Puis enfin, après une heure, ou peut-être deux, l’on vint le chercher afin de l’emmener dans la salle d’audience du ministère. Si la pièce était assez spacieuse, ce qui marquait surtout, c’était sa hauteur sous plafond... d’autres de ces créatures cauchemardesques qui gardaient les prisonniers virevoltaient quelques mètres au-dessus de sa tête. Ses juges, eux, étaient protégés par un patronus, à l’abri du froid et de la peur.
« Monsieur... » Celle qui dirigeait l’audience baissa les yeux sur son pupitre.
« Wenceslas Terence Marcellin Aylmer, né le 18 novembre 1979, dans un hôpital moldu de Londres, c’est bien ça ? » Il opina du chef, incapable de parler.
« Veuillez répondre verbalement. Et distinctement. » Cette fois-ci, il confirma à haute et tremblante voix.
« À qui appartient la baguette qui vous a été retirée à votre arrivée, monsieur Aylmer ? » Il répondit le plus honnêtement de monde ; il l’avait acheté avec ses parents voilà bien six ans, sur le chemin de traverse. Il lui avait fallu beaucoup de temps pour trouver la bonne, déclenchant même un début d’incendie dans la boutique du vieil homme. Mais aucune des protestations qu’il apportait ne suffisaient à satisfaire l’employé du ministère, qui le scrutait d’un regard sévère, reformulant la question.
« À qui l’avez-vous volée ? » Lui qui n’avait jamais commis le moindre impair se voyait désormais accusé de vol, on le considérait comme un criminel de la pire espèce. Il se sentait insulté au plus profond de son être, mais ça n’était rien comparé à la crainte de ce qui l’attendait qui ne cessait de resserrer son étau autour de son cœur palpitant.
Aucune des réponses ne satisfaisaient le juge et lorsqu’elle eut marre de cette mascarade, sonna le glas de ses espoirs d’en ressortir libre. Azkaban. Le mot avait claqué comme un fouet. Il poussa un cri, tant de protestation que de terreur, lutta mais en vain.
3ème partie : après la guerre
Il caressa distraitement du doigt le bois de sa nouvelle baguette, épris par une profonde mélancolie qu’il peinait à chasser de son être.
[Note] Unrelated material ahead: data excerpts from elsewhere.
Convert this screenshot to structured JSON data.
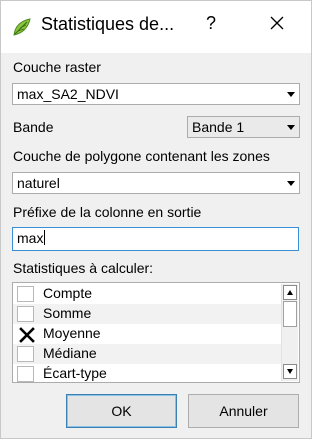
{
  "window": {
    "title": "Statistiques de...",
    "help_glyph": "?",
    "close_icon": "close-icon",
    "app_icon": "qgis-icon"
  },
  "raster_layer": {
    "label": "Couche raster",
    "value": "max_SA2_NDVI"
  },
  "band": {
    "label": "Bande",
    "value": "Bande 1"
  },
  "polygon_layer": {
    "label": "Couche de polygone contenant les zones",
    "value": "naturel"
  },
  "prefix": {
    "label": "Préfixe de la colonne en sortie",
    "value": "max"
  },
  "statistics": {
    "label": "Statistiques à calculer:",
    "items": [
      {
        "label": "Compte",
        "checked": false
      },
      {
        "label": "Somme",
        "checked": false
      },
      {
        "label": "Moyenne",
        "checked": true
      },
      {
        "label": "Médiane",
        "checked": false
      },
      {
        "label": "Écart-type",
        "checked": false
      }
    ]
  },
  "buttons": {
    "ok": "OK",
    "cancel": "Annuler"
  },
  "colors": {
    "focus_border": "#3a8fd8",
    "dialog_bg": "#f0f0f0",
    "default_button_border": "#3c7fb1"
  }
}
Des séquelles qu’il gardait de la prison des sorciers, celle-ci était la plus désagréable : sourire lui semblait si difficile désormais. Son visage émacié, ses joues creuses, son teint pâle et ses yeux ternis par les mois passés à l’ombre n’était qu’une part visible bien négligeable. Plus que son aspect, qui avait pourtant effrayé sa mère à son retour dans la demeure parentale, ce qui marquait chez lui était le regard qu’il portait désormais sur le monde. Un regard froid et dédaigneux, celui d’un homme qui se désintéresse de tout. À dix-huit ans, il avait déjà la lassitude de vivre et aucune envie de croquer la vie à pleines dents, comme il aurait pu l’escompter auparavant.
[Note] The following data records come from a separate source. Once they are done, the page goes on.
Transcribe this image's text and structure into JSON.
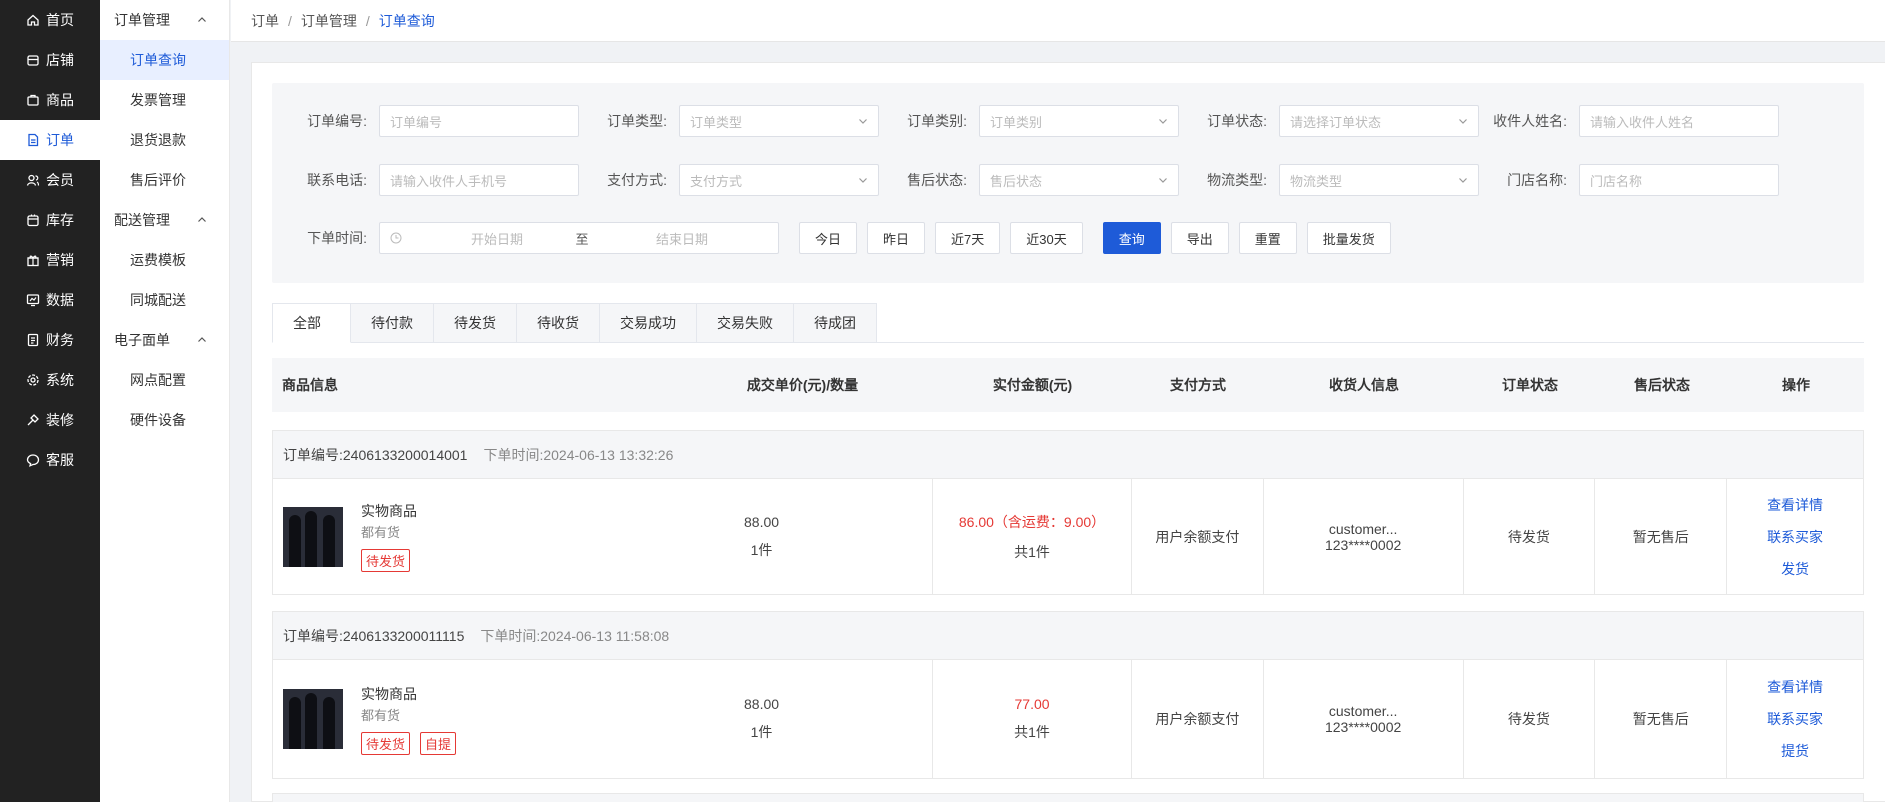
{
  "nav": {
    "items": [
      {
        "label": "首页",
        "icon": "home-icon"
      },
      {
        "label": "店铺",
        "icon": "shop-icon"
      },
      {
        "label": "商品",
        "icon": "goods-icon"
      },
      {
        "label": "订单",
        "icon": "order-icon"
      },
      {
        "label": "会员",
        "icon": "member-icon"
      },
      {
        "label": "库存",
        "icon": "stock-icon"
      },
      {
        "label": "营销",
        "icon": "gift-icon"
      },
      {
        "label": "数据",
        "icon": "data-icon"
      },
      {
        "label": "财务",
        "icon": "finance-icon"
      },
      {
        "label": "系统",
        "icon": "system-icon"
      },
      {
        "label": "装修",
        "icon": "decorate-icon"
      },
      {
        "label": "客服",
        "icon": "service-icon"
      }
    ],
    "active_index": 3
  },
  "subnav": {
    "groups": [
      {
        "label": "订单管理",
        "items": [
          "订单查询",
          "发票管理",
          "退货退款",
          "售后评价"
        ]
      },
      {
        "label": "配送管理",
        "items": [
          "运费模板",
          "同城配送"
        ]
      },
      {
        "label": "电子面单",
        "items": [
          "网点配置",
          "硬件设备"
        ]
      }
    ],
    "active": "订单查询"
  },
  "breadcrumb": {
    "items": [
      "订单",
      "订单管理",
      "订单查询"
    ],
    "separator": "/"
  },
  "filters": {
    "order_no": {
      "label": "订单编号:",
      "placeholder": "订单编号"
    },
    "order_type": {
      "label": "订单类型:",
      "placeholder": "订单类型"
    },
    "order_category": {
      "label": "订单类别:",
      "placeholder": "订单类别"
    },
    "order_status": {
      "label": "订单状态:",
      "placeholder": "请选择订单状态"
    },
    "receiver_name": {
      "label": "收件人姓名:",
      "placeholder": "请输入收件人姓名"
    },
    "phone": {
      "label": "联系电话:",
      "placeholder": "请输入收件人手机号"
    },
    "pay_method": {
      "label": "支付方式:",
      "placeholder": "支付方式"
    },
    "after_sale": {
      "label": "售后状态:",
      "placeholder": "售后状态"
    },
    "logistics": {
      "label": "物流类型:",
      "placeholder": "物流类型"
    },
    "store_name": {
      "label": "门店名称:",
      "placeholder": "门店名称"
    },
    "order_time": {
      "label": "下单时间:",
      "start_placeholder": "开始日期",
      "to": "至",
      "end_placeholder": "结束日期"
    },
    "quick": {
      "today": "今日",
      "yesterday": "昨日",
      "last7": "近7天",
      "last30": "近30天"
    },
    "actions": {
      "search": "查询",
      "export": "导出",
      "reset": "重置",
      "batch_ship": "批量发货"
    }
  },
  "tabs": [
    "全部",
    "待付款",
    "待发货",
    "待收货",
    "交易成功",
    "交易失败",
    "待成团"
  ],
  "active_tab": "全部",
  "table": {
    "headers": {
      "goods": "商品信息",
      "price": "成交单价(元)/数量",
      "paid": "实付金额(元)",
      "method": "支付方式",
      "receiver": "收货人信息",
      "status": "订单状态",
      "after": "售后状态",
      "op": "操作"
    }
  },
  "orders": [
    {
      "order_no": "订单编号:2406133200014001",
      "order_time": "下单时间:2024-06-13 13:32:26",
      "goods_name": "实物商品",
      "goods_sub": "都有货",
      "tags": [
        "待发货"
      ],
      "price": "88.00",
      "qty": "1件",
      "paid": "86.00（含运费：9.00）",
      "count": "共1件",
      "method": "用户余额支付",
      "receiver_name": "customer...",
      "receiver_phone": "123****0002",
      "status": "待发货",
      "after": "暂无售后",
      "ops": [
        "查看详情",
        "联系买家",
        "发货"
      ]
    },
    {
      "order_no": "订单编号:2406133200011115",
      "order_time": "下单时间:2024-06-13 11:58:08",
      "goods_name": "实物商品",
      "goods_sub": "都有货",
      "tags": [
        "待发货",
        "自提"
      ],
      "price": "88.00",
      "qty": "1件",
      "paid": "77.00",
      "count": "共1件",
      "method": "用户余额支付",
      "receiver_name": "customer...",
      "receiver_phone": "123****0002",
      "status": "待发货",
      "after": "暂无售后",
      "ops": [
        "查看详情",
        "联系买家",
        "提货"
      ]
    }
  ],
  "colors": {
    "accent": "#1e5bd8",
    "sidebar": "#222222",
    "danger": "#e53935"
  }
}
Comme de nombreux nés-moldus victimes de la rafle des mangemorts, il avait été convié aux procès de ceux qui les avaient traqués. Plusieurs longs jours de jugements, où les témoins s’enchaînaient uns à uns, certains portant encore des stigmates plus importants que les siens. Aujourd’hui, c’était à son tour. Son témoignage était capital, lui avait-on dit. L’homme que l’on cherchait à condamner avait fort bien préparé sa défense ou plutôt – il fallait le reconnaître – les preuves à son encontre étaient faibles. Certains rêvaient de le voir condamner au baiser du détraqueur, mais d’autres, étonnamment forts nombreux, estimaient que les circonstances atténuantes étaient telles que l’on ne pouvait le condamner à une peine si lourde. Wenceslas était le témoin parfait pour mettre fin à ces incessants débats : il pouvait présenter un portrait peu reluisant de l’élève qu’avait été l’accusé, intimidant ses camarades nés-moldus particulièrement lorsqu’ils avaient la mauvaise idée d’être répartis à serpentard, et raconter les exactions commises durant la rafle.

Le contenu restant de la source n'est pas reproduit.